Les européens prônent à Rabat une immigration africaine contrôlée

Les représentants européens à cette conférence à laquelle participent 57 pays – 30 européens et 27 africains -, ont insisté sur la nécessité de lutter contre les filières mafieuses qui contrôlent l’immigration illégale entre l’Afrique de l’ouest et centrale, et l’Europe.

"Tout doit être fait, par chacun d’entre nous, pour éviter les drames humains qui jalonnent le parcours de l’immigration illégale", a insisté le chef de la diplomatie française, Philippe Douste-Blazy.
Les pays d’origine, de transit et d’accueil représentés dans la capitale marocaine pour cette réunion inédite, vont tenter jusqu’à mardi de lancer un partenariat conjuguant mesures de lutte contre l’immigration illégale et aide aux pays africains visant à en couper les racines socio-économiques.

Le président français Jacques Chirac a appelé les participants dans un message écrit à unir leur efforts contre l’immigration clandestine "dans le respect de la dignité humaine mais avec fermeté" "Il en va de l’intérêt même des hommes et des femmes qui se risquent à venir" en Europe, de l’intérêt des Africains y séjournant légalement et de celui des Européens inquiets devant la mondialisation, a-t-il ajouté.
Son ministre de l’Intérieur, Nicolas Sarkozy, a rappelé le voeux de Paris de relancer une politique d’immigration du travail "organisée, régulée, maîtrisée dans le cadre d’une concertation d’Etat et Etat".
"L’immigration zéro est un mythe dangereux", a souligné M. Sarkozy, tout en réaffirmant sa ferme détermination à lutter contre l’immigration illégale "intolérable".
"J’ai la conviction profonde que l’immigration africaine, sous certaines conditions, peut être une chance aussi bien pour l’Europe que pour l’Afrique", a-t-il encore dit.

D’accord, mais à condition que cette immigration légale "ne fraye pas le chemin à une fuite catastrophique des cerveaux", a mis en garde le ministre sénégalais des Affaires étrangères, Cheick Tidiane Gadio, se faisant l’écho des vives inquiétudes exprimées par l’Union africaine.

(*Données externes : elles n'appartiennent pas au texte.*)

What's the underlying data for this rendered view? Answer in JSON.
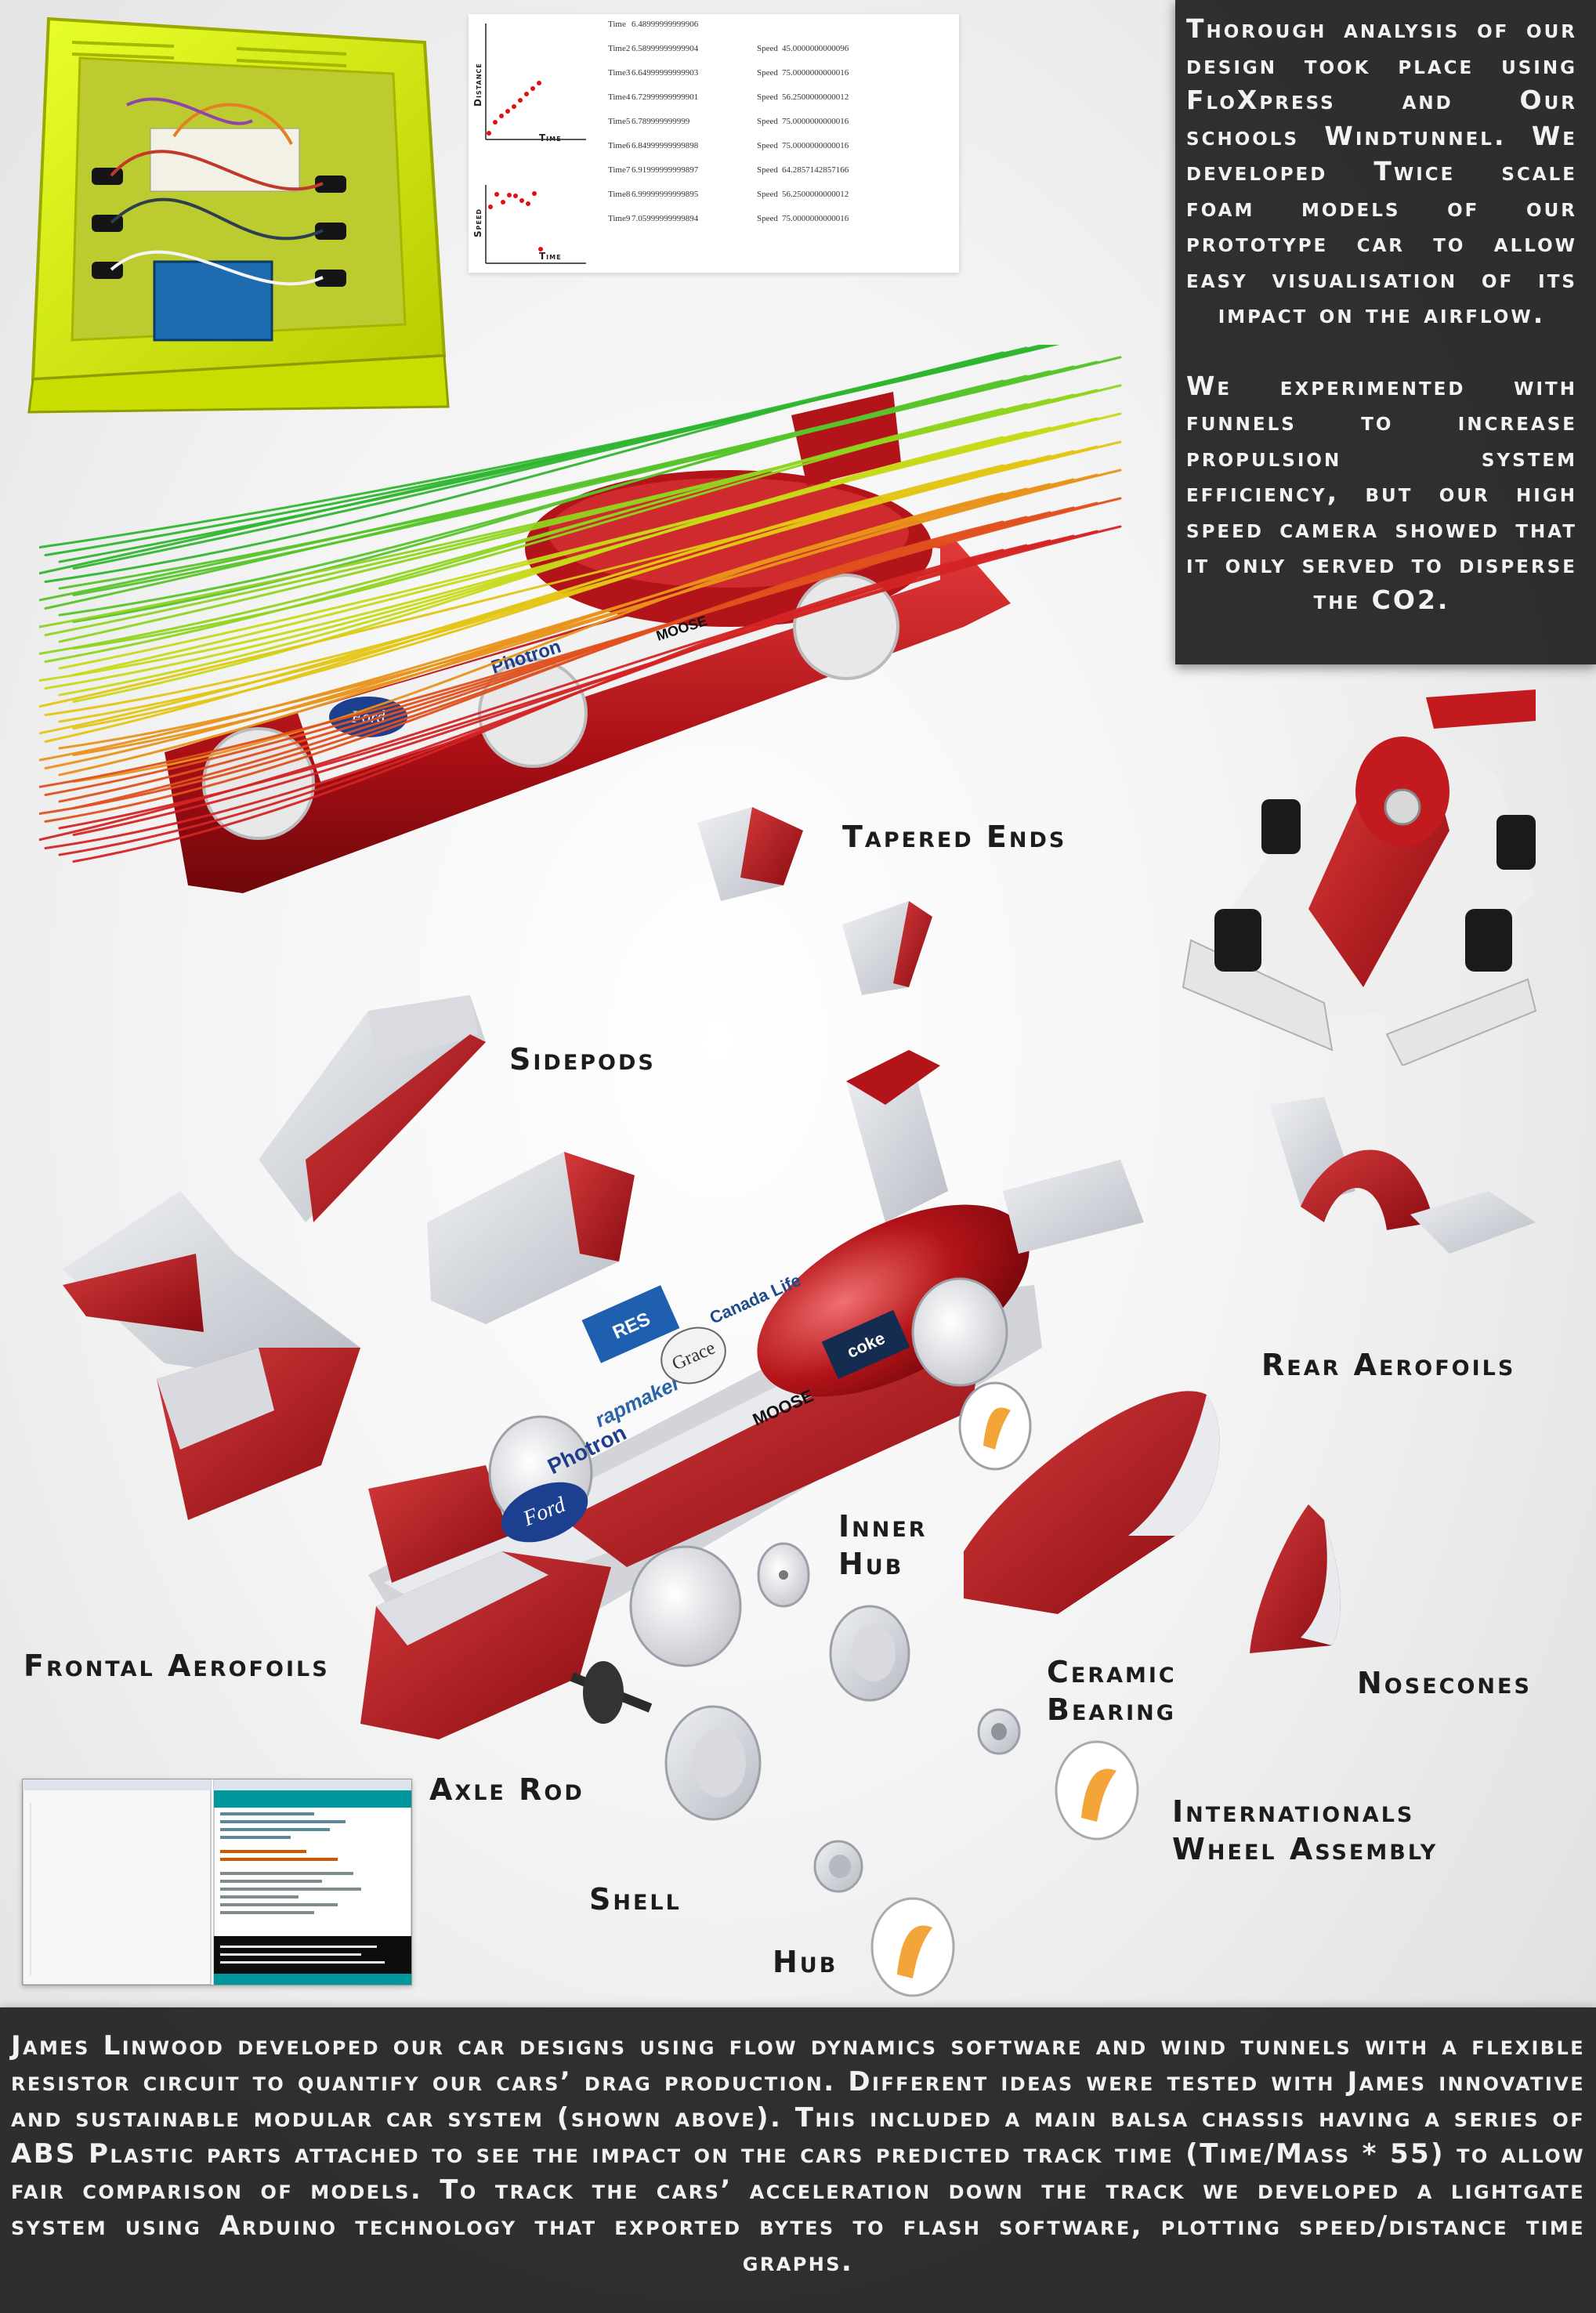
{
  "panels": {
    "analysis": {
      "paragraph_1": "Thorough analysis of our design took place using FloXpress and Our schools Windtunnel. We developed Twice scale foam models of our prototype car to allow easy visualisation of its impact on the airflow.",
      "paragraph_2": "We experimented with funnels to increase propulsion system efficiency, but our high speed camera showed that it only served to disperse the CO2."
    },
    "bottom": {
      "text": "James Linwood developed our car designs using flow dynamics software and wind tunnels with a flexible resistor circuit to quantify our cars’ drag production. Different ideas were tested with James innovative and sustainable modular car system (shown above). This included a main balsa chassis having a series of ABS Plastic parts attached to see the impact on the cars predicted track time (Time/Mass * 55) to allow fair comparison of models. To track the cars’ acceleration down the track we developed a lightgate system using Arduino technology that exported bytes to flash software, plotting speed/distance time graphs."
    }
  },
  "labels": {
    "tapered_ends": "Tapered Ends",
    "sidepods": "Sidepods",
    "rear_aerofoils": "Rear Aerofoils",
    "inner_hub": "Inner Hub",
    "frontal_aerofoils": "Frontal Aerofoils",
    "ceramic_bearing": "Ceramic Bearing",
    "nosecones": "Nosecones",
    "axle_rod": "Axle Rod",
    "internationals_wheel_assembly": "Internationals Wheel Assembly",
    "shell": "Shell",
    "hub": "Hub"
  },
  "graph": {
    "distance_axis": "Distance",
    "speed_axis": "Speed",
    "time_axis_1": "Time",
    "time_axis_2": "Time",
    "readings": [
      {
        "time_label": "Time",
        "time": "6.48999999999906",
        "speed_label": "",
        "speed": ""
      },
      {
        "time_label": "Time2",
        "time": "6.58999999999904",
        "speed_label": "Speed",
        "speed": "45.0000000000096"
      },
      {
        "time_label": "Time3",
        "time": "6.64999999999903",
        "speed_label": "Speed",
        "speed": "75.0000000000016"
      },
      {
        "time_label": "Time4",
        "time": "6.72999999999901",
        "speed_label": "Speed",
        "speed": "56.2500000000012"
      },
      {
        "time_label": "Time5",
        "time": "6.789999999999",
        "speed_label": "Speed",
        "speed": "75.0000000000016"
      },
      {
        "time_label": "Time6",
        "time": "6.84999999999898",
        "speed_label": "Speed",
        "speed": "75.0000000000016"
      },
      {
        "time_label": "Time7",
        "time": "6.91999999999897",
        "speed_label": "Speed",
        "speed": "64.2857142857166"
      },
      {
        "time_label": "Time8",
        "time": "6.99999999999895",
        "speed_label": "Speed",
        "speed": "56.2500000000012"
      },
      {
        "time_label": "Time9",
        "time": "7.05999999999894",
        "speed_label": "Speed",
        "speed": "75.0000000000016"
      }
    ]
  },
  "sponsors": {
    "ford": "Ford",
    "photron": "Photron",
    "rapmaker": "rapmaker",
    "grace": "Grace",
    "canada_life": "Canada Life",
    "moose": "MOOSE",
    "res": "RES",
    "coke": "coke"
  },
  "colors": {
    "car_red": "#b3161c",
    "part_grey": "#d7d9de",
    "acrylic_yellow": "#d8f000",
    "panel_dark": "#262626"
  }
}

Sur la même ligne que Paris, le chef de la diplomatie espagnole, Miguel Angel Moratinos a prôné la définition commune d’un "modèle d’émigration équilibrée, dans l’intérêt de tous".
Il a souligné l’intérêt partagé d’une Europe qui ne peut se "laisser déborder" et de l’Afrique, qui "ne souhaite pas la fuite de ses élites".
La Conférence de Rabat doit déboucher mardi sur l’adoption d’une déclaration politique et d’un Plan d’action conjuguant pour la première fois des mesures de contrôle des "routes de l’immigration" clandestine, de développement et co-développement, et d’organisation de l’immigration légale.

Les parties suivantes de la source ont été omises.